= Ifor Bach =

Welsh nobleman (born 1158)

Ifor Bach (meaning Ivor the Short) (fl. 1158) also known as Ifor ap Meurig and in anglicised form Ivor Bach, Lord of Senghenydd, was a twelfth-century resident in and a leader of the Welsh in south Wales.

== Welsh Lord of Senghenydd ==
At this period the Normans had conquered England, but large areas of Wales were still under the control of the native Welsh Princes and Lords. Whilst parts of the old Welsh Kingdom of Morgannwg (which was to become Glamorgan) had fallen to the Normans, Ifor ap Meurig held land in Senghenydd, a region of Morgannwg which had not yet fallen completely. Broadly Senghennydd was the upland area bounded by Brecknock to the north, between the River Taff and the Rhymney River and abutting Cefn Onn in the south.

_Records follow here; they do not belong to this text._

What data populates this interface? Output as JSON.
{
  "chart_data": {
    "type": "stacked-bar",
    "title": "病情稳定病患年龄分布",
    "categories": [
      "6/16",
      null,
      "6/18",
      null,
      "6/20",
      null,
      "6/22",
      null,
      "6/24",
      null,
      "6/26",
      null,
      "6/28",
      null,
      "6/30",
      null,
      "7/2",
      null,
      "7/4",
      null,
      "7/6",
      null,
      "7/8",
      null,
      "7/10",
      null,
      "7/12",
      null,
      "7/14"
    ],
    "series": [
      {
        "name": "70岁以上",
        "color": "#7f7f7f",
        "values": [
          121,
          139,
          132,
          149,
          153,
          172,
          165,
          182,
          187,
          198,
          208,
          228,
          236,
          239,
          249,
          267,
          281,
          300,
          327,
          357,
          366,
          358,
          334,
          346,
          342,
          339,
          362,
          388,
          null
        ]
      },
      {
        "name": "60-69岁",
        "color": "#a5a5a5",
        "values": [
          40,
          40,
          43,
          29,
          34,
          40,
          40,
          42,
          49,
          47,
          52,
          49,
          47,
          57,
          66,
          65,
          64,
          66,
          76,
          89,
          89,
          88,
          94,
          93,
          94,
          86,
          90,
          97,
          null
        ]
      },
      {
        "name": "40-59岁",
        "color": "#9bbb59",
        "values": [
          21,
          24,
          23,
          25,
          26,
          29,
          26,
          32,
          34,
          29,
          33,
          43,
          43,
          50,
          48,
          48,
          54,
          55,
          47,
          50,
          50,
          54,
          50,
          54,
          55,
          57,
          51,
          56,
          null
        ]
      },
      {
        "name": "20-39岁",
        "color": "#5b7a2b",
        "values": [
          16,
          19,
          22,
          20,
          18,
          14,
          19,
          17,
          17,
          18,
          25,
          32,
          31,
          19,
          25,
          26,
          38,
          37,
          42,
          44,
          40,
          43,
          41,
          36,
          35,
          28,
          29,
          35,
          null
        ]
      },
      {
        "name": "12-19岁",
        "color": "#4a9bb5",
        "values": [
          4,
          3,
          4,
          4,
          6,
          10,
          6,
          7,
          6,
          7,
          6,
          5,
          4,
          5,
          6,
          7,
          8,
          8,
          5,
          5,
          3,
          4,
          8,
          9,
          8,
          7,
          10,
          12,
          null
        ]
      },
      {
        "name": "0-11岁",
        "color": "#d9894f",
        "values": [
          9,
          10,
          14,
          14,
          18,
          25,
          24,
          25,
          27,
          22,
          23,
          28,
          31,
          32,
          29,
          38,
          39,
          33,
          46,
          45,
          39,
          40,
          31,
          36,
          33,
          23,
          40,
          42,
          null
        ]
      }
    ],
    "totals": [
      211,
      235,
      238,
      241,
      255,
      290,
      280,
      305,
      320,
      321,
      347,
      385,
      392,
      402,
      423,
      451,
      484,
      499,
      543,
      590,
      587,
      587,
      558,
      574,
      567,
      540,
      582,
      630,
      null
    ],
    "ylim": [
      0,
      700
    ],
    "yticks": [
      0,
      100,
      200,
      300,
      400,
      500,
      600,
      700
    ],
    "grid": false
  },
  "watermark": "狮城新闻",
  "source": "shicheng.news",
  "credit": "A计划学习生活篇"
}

The Norman Lord of the region was William Fitz Robert, 2nd Earl of Gloucester.

In 1158 he attacked and killed Morgan ab Owain, Welsh Lord of Caerleon and Gwynllwg (anglicised as Wentloog).

== Kidnapped the Earl of Gloucester ==
According to Giraldus Cambrensis in the Itinerarium Cambriae, in 1158 Ifor Bach was a tenant of William Fitz Robert, 2nd Earl of Gloucester, who held Cardiff Castle. Gloucester was trying to take land which under Welsh law belonged to Ifor.

Ifor scaled the walls of Cardiff Castle using his bare hands, seized the Earl, his Countess Hawise, a daughter of the Earl of Leicester, and their young son Robert, and kidnapped all of them to the woods of Senghenydd. He refused to release them until he had recovered the land he had lost "and a lot more".

== Descendants ==
Ifor ap Meurig was son of Meurig Fychan Cydifor (Father) and Gwyladys Verch Ithel (Mother).

He married Nest, sister of Rhys ap Gruffudd (also known as The Lord Rhys).

Descendants of Ifor ap Meurig continued to hold sway in the area and to harry the Normans for at least another century. He was succeeded by his son Gruffudd before 1170. Gruffudd ap Ifor married Mabel FitzRobert, a natural daughter of Robert, Earl of Gloucester, and half sister of the kidnapped earl. Ifor's descendants included his grandson Morgan Gam and his great-grandson Llywelyn Bren and, through Gruffudd and Mabel, Franklin Pierce. The Lewis of the (Van) family are known direct descendants of Ifor Bach.

Ifor ap Meurig is reputed to have built a medieval castle on the site now occupied by Castell Coch.

== Modern times ==
Clwb Ifor Bach, a nightclub in Cardiff's castle quarter is named after him, as is Ysgol Ifor Bach, a Welsh medium primary school in Senghennydd, Caerphilly.